Vol. 22, No. 40 Week of October 01, 2017

Court rules bonding order illegal

Judge Gary Spraker of the U.S. Bankruptcy Court for the District of Alaska has issued a ruling nullifying an Alaska Oil and Gas Conservation Commission order regarding required bonding for the plugging and abandonment of wells, if Aurora Exploration is to buy the Nicolai Creek gas field from Aurora Gas.

In a Sept. 26 memorandum, Spraker explained that he was ruling the AOGCC decision void because it contravenes U.S. bankruptcy law. The AOGCC and the Alaska Department of Natural Resources had opposed a motion by Aurora Exploration to strike down the AOGCC order.

Aurora Gas, the operator of five onshore gas fields on the west side of Cook Inlet, is bankrupt and is trying to sell its assets to help reimburse its creditors. Aurora Exploration, a separate company, has offered to buy Nicolai Creek, one of Aurora Gas’s fields. Nicolai Creek has six active gas wells: The AOGCC has said that it needs $1 million in bonding for each of those wells, if Aurora Exploration is to take over as field operator. In the alternative, the AOGCC has said that Aurora Exploration can use a $200,000 bond if the company plugs and abandons three wells in the Three Mile Creek field, an Aurora Gas field that Aurora Exploration does not plan to buy.

Judge Spraker said that AOGCC’s conditioning of a $200,000 bond on the plugging of the Three Mile Creek wells violates bankruptcy law because it conditions the sale of the Nicolai Creek wells on the payment of an Aurora Gas liability that predates the company’s bankruptcy. Moreover, the imposition of a very high bond, without supporting evidence for its scale, evidences an effort by the state to force Aurora Exploration to accept that Three Mile Creek liability, Spraker said.

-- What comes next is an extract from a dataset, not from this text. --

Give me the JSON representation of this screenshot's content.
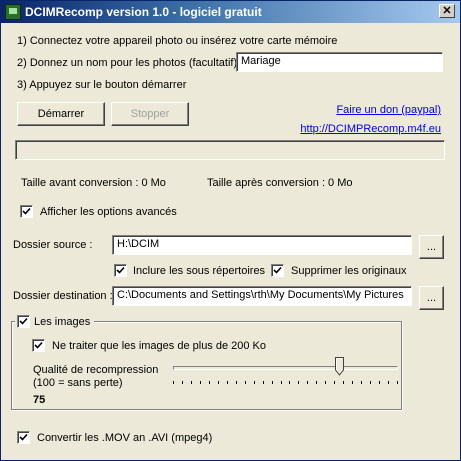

The AOGCC has concerns about the financial capability of small companies to plug and abandon wells that the companies operate. However, Aurora Exploration has argued that plugging and abandoning a Nicolai Creek well would cost much less than $1 million and that the imposition of a $6 million bond would render the purchase of the field non-commercial. If the sale of the field falls through, the field would shut down and, given Aurora Gas’s bankruptcy, the state would have to pay a substantial portion of the cost of dealing with the field’s wells, Aurora Exploration has argued.